Figure 2 shows cyclic voltammograms of the di-Fe hydrogenase-based complex surface attached to Au in the hydrogen evolution region in 0.5 M H₂SO₄ for the 1st cycle and for the 120th cycle of uninterrupted operation; each cycle took 1 min to complete. The voltammetric curve for clean (complex-free) Au is also shown for reference. Two features in Fig. 2 are noteworthy: (i) the overvoltage at a current density (J) of 10 mA cm⁻² is 300 mV (versus SHE); this is not an inauspicious value for a synthetic enzyme-based molecular complex [7, 8]. (ii) There is essentially no change in the overvoltage after 2 h of continuous proton-reduction catalysis; the robustness of the heterogenized molecular catalyst in highly acidic aqueous solutions is thus established [11].

Fig. 2

Cyclic voltammogram of (μ-S₂C₃H₆)[Fe(CO)₃][Fe(CO)₂(PPh₂(CH₂)₂SH)], immobilized on smooth polycrystalline Au via the –SH group, in aqueous 0.5 M H₂SO₄. The dotted curve is for a clean Au electrode, the solid line is for the first cycle of the heterogenized complex, and the dashed plot is for the 120th cycle. Potential sweep rate is 10 mV s⁻¹

It will be mentioned that, while the voltammetry in n-Bu₄NBF₄-CH₃CN (Fig. 1) was acquired prior to that in aqueous H₂SO₄ (Fig. 2), the results were essentially the same when the electrode was returned to the acetonitrile solution, and then back again in sulfuric acid, for additional voltammetric cycles. Likewise, no changes were noted when the (non-aqueous to aqueous) electrochemistry sequence was altered.

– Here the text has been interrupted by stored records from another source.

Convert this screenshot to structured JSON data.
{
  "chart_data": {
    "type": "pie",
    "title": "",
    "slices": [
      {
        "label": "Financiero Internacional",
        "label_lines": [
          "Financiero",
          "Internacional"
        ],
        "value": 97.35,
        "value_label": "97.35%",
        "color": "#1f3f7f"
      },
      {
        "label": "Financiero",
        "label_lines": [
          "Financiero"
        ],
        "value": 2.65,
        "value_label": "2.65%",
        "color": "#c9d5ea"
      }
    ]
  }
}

It is difficult to ignore the difference in the morphologies of the HER current-potential curves in acetonitrile and in sulfuric acid. The shape of voltammogram in the non-aqueous solvent is typical of molecular catalysts, whereas the form in aqueous acid is a reminiscent of metals. Investigations into the molecular integrity of the heterogenized complex, however, are well beyond the intent and scope of the present manuscript.

The turnover frequency, for a given current density, of the catalyst in molar acid can be obtained from Eq. (7):

$$ \mathrm{TOF}=\mathrm{J}/\left( nF\varGamma \right) $$

(7)

where n = 2 for the 2H⁺-to-H₂ reaction, and F is the Faraday constant, 96,485 C equivalent⁻¹. For J = 10 mA cm⁻², the TOF was calculated to be 640 mol of H₂ per mole of heterogenized catalyst per second.

In summary, (μ-S₂C₃H₆)[Fe(CO)₃][Fe(CO)₂(PPh₂(CH₂)₂SH)], a hydrogenase-based molecular complex that is insoluble in water, can be chemisorbed on Au, via its mercapto anchor group, in acetonitrile, and, after removal of non-aqueous solvent and unadsorbed complex, transferred to an aqueous solution of sulfuric acid for catalysis of the hydrogen evolution reaction. The heterogenized complex showed no change in activity when reran in the non-aqueous solution and then again in the aqueous acid. The packing density of the heterogenized complex was found, from its redox reaction in proton-free acetonitrile, to be 0.080 nmol cm⁻². The overvoltage, at a current density of 10 mA cm⁻² in 0.5 M H₂SO₄, was 300 mV. The turnover frequency, at 10 mA cm⁻², was 640 mol of H₂ per mole of immobilized complex per second. Remarkable operando robustness was evidenced by the absence of an increase in the overvoltage after 2 h of uninterrupted operation.